Preferred securities have greatly evolved in recent years. From their early origins in this country as a vehicle used primarily to finance growth in utilities, they evolved beginning in the 1980’s to be used primarily by financial firms that found them to be a useful tool for building a capital structure that met their regulatory environment, although they continued to be used by utilities, industrials, REIT’s, and other sectors of the economy. Traditional preferreds were originally conceived as an intermediate form of capital that occupied a position in the capital structure between common stock and debt and received a fixed payment from after tax profits, which could be interrupted only if dividends to common shares were discontinued (but without forcing a default as would be the case for an interruption in debt service). Because dividends on many of these securities are paid from after tax profits, both individuals and certain corporate owners may be allowed to deduct 70% of the income from their income tax, the “Dividend Received Deduction” or DRD.

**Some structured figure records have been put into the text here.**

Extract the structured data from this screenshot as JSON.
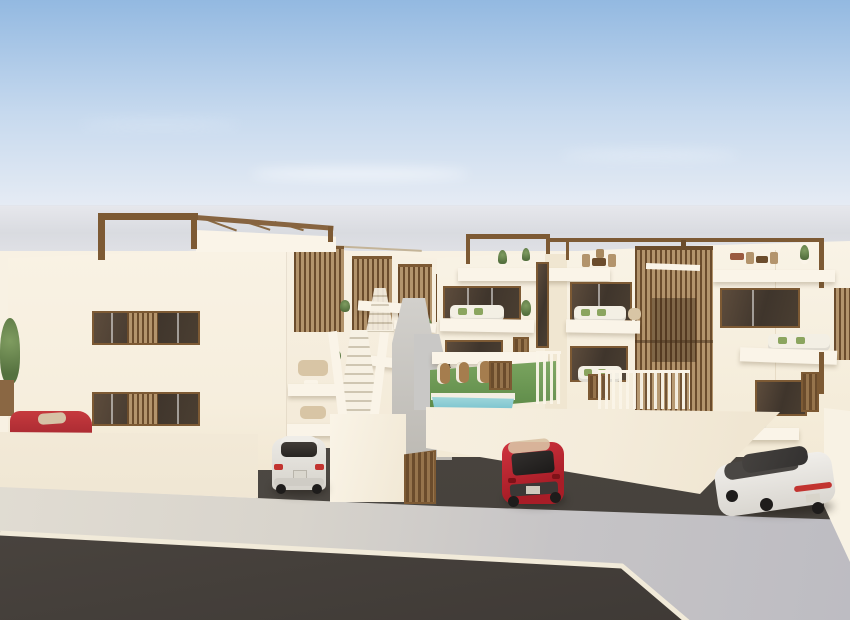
{
  "meta": {
    "description": "3D architectural rendering of a modern white residential complex with rooftop pergolas, timber slat screens, a small pool garden and three cars parked along the street",
    "style": "photorealistic daytime exterior render, no visible text"
  },
  "palette": {
    "sky-top": "#93b9e1",
    "sky-mid": "#c6d9ee",
    "sky-low": "#eaeef5",
    "sea": "#d9dbe0",
    "facade": "#f8f1e3",
    "facade-shade": "#f0e6d1",
    "white-trim": "#faf4e8",
    "wood": "#7d5a34",
    "wood-light": "#b3946c",
    "wood-dark": "#6b4c2c",
    "glass-dark": "#3f352c",
    "glass-mid": "#5d4c3c",
    "grass-light": "#7aa45f",
    "grass-dark": "#5d8a48",
    "pool-light": "#9fd6da",
    "pool-dark": "#6fbecb",
    "asphalt": "#514b45",
    "asphalt-dark": "#3e3935",
    "sidewalk-warm": "#e3ded4",
    "sidewalk-cool": "#bdbcc2",
    "concrete": "#c9c8c6",
    "curb": "#f1ead9",
    "car-red": "#bf2430",
    "car-white": "#e7e5e0",
    "tail-red": "#c23430",
    "tire": "#1e1c1b",
    "cushion-green": "#8ba55f",
    "tan": "#d8c5a5",
    "slope-grey": "#c2c2c7"
  },
  "scene": {
    "labels": {
      "sky": "Blue gradient sky with faint clouds",
      "sea": "Hazy pale horizon band",
      "slope": "Distant grey slope at right edge",
      "road": "Dark asphalt street",
      "sidewalk": "Light concrete sidewalk and driveway apron",
      "curb": "White painted curb line",
      "left_building": "Left white apartment block",
      "left_pergola": "Timber rooftop pergola",
      "window_upper": "Upper slatted window",
      "window_lower": "Lower slatted window",
      "left_wall": "White boundary wall (left plot)",
      "hidden_car": "Red car roof behind wall",
      "tree": "Potted tree at left edge",
      "townhouses": "Receding terraced townhouse row",
      "stairs": "Central white exterior staircase",
      "garage": "Timber garage door",
      "sedan": "White sedan parked in driveway",
      "right_building": "Right white apartment block",
      "slat_tower": "Vertical timber slat stair tower",
      "garden": "Front garden with loungers",
      "pool": "Turquoise plunge pool",
      "fence": "White picket fence",
      "right_wall": "White boundary wall (right plot)",
      "far_wall": "Far-right boundary wall",
      "hatchback": "Red hatchback parked in forecourt",
      "suv": "White SUV parked in side drive",
      "dark_car": "Dark car parked beyond right wall"
    }
  }
}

More recently, a variety of newer structures have been offered which are more nearly like debt than the traditional preferred shares, though they usually are exchange listed and trade in a manner similar to traditional preferreds. These include securities characterized as senior notes, which are effectively bonds; trust and hybrid preferreds, which combine debt and equity; and REIT preferreds for which interest payments are paid from after tax profits but do not receive the DRD privilege due to other tax benefits available to REIT’s. Non-US firms sometimes offer preferred securities denominated in dollars, which are referred to as Yankee preferreds. The total dollar based preferred market is estimated to be approximately $500 billion, and is broken down by type and issuer as shown in Figure 1.
Source: BofA Merrill Lynch Global Research
Although this level of preferred market capitalization makes the sector eminently investable, its modest size relative to $ 4 trillion of US corporate bonds and $ 26 trillion of US equities helps explain why it is sometimes overlooked by income investors.